The documentary traces the opening and success of his restaurant Spago, which helped establish his reputation in Los Angeles, and examines his expansion into a global restaurant and catering enterprise. It also covers his long-running role catering the Academy Awards Governors Ball.

Through archival footage and interviews with family members, colleagues, and industry figures he influenced including Mike Ovitz, Evan Funke, and Ruth Reichl, the film presents an overview of his career, personal history, and influence on the American dining scene.

==Production==
In October 2019, it was announced David Gelb would direct and produce a documentary revolving around the life of chef Wolfgang Puck, with Disney+ set to distribute.

==Release==
The film had its world premiere at the Tribeca Film Festival on June 12, 2021. It was released on June 25, 2021.

==Reception==
=== Critical response ===
On Rotten Tomatoes, the documentary holds an approval rating of 86% based on 22 reviews, with an average rating of 6.3/10.

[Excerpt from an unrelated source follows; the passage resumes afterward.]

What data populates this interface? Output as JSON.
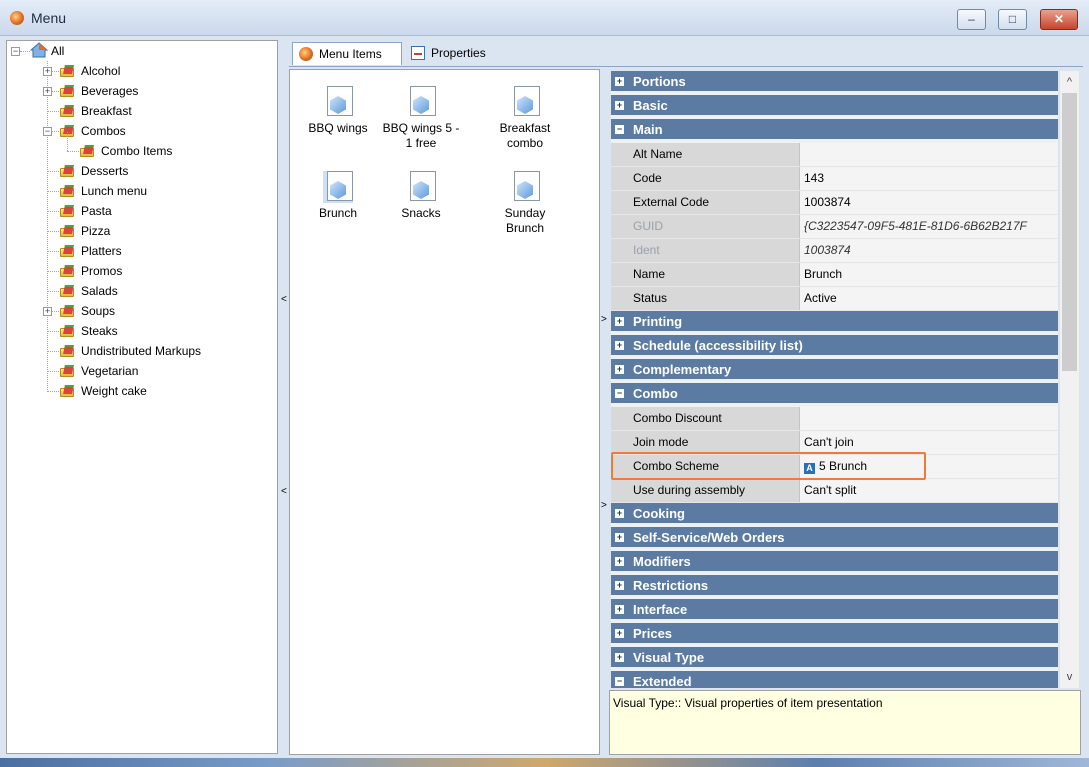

Jason Bailey of The New York Times found the film very interesting for depicting Wolfgang Puck's rise to fame and his impact on culinary arts, praised David Gelb's direction, claiming it gives an agreeable photography of the meals depicted across the documentary film, but declared that the movie focuses too much on Wolfgang's achievements and not enough on his personal life. John Serba of Decider found that the documentary manages to provide a genuine portrait of Wolfgang's life across his achievements and his regrets, claiming it gives a human touch on the businessman. Jennifer Green of Common Sense Media rated the film 3 out of 5 stars, complimented the educational value of the movie, stating it manages to depict some of the challenges encountered when being a chef and running a restaurant, and praised the positive messages and role models, claiming the film promotes self-assurance, integrity, and honesty. Odie Henderson of RogerEbert.com rated the film 2,5 out of 4 stars and praised Will Basanta's cinematography, stating it manages to provide a satisfying aesthetic through his shots, while claiming the film successfully depicts Wolfgang as a famous chef and self-made man, but found that the documentary film focuses too much on business and not enough on Wolfgang's personal life.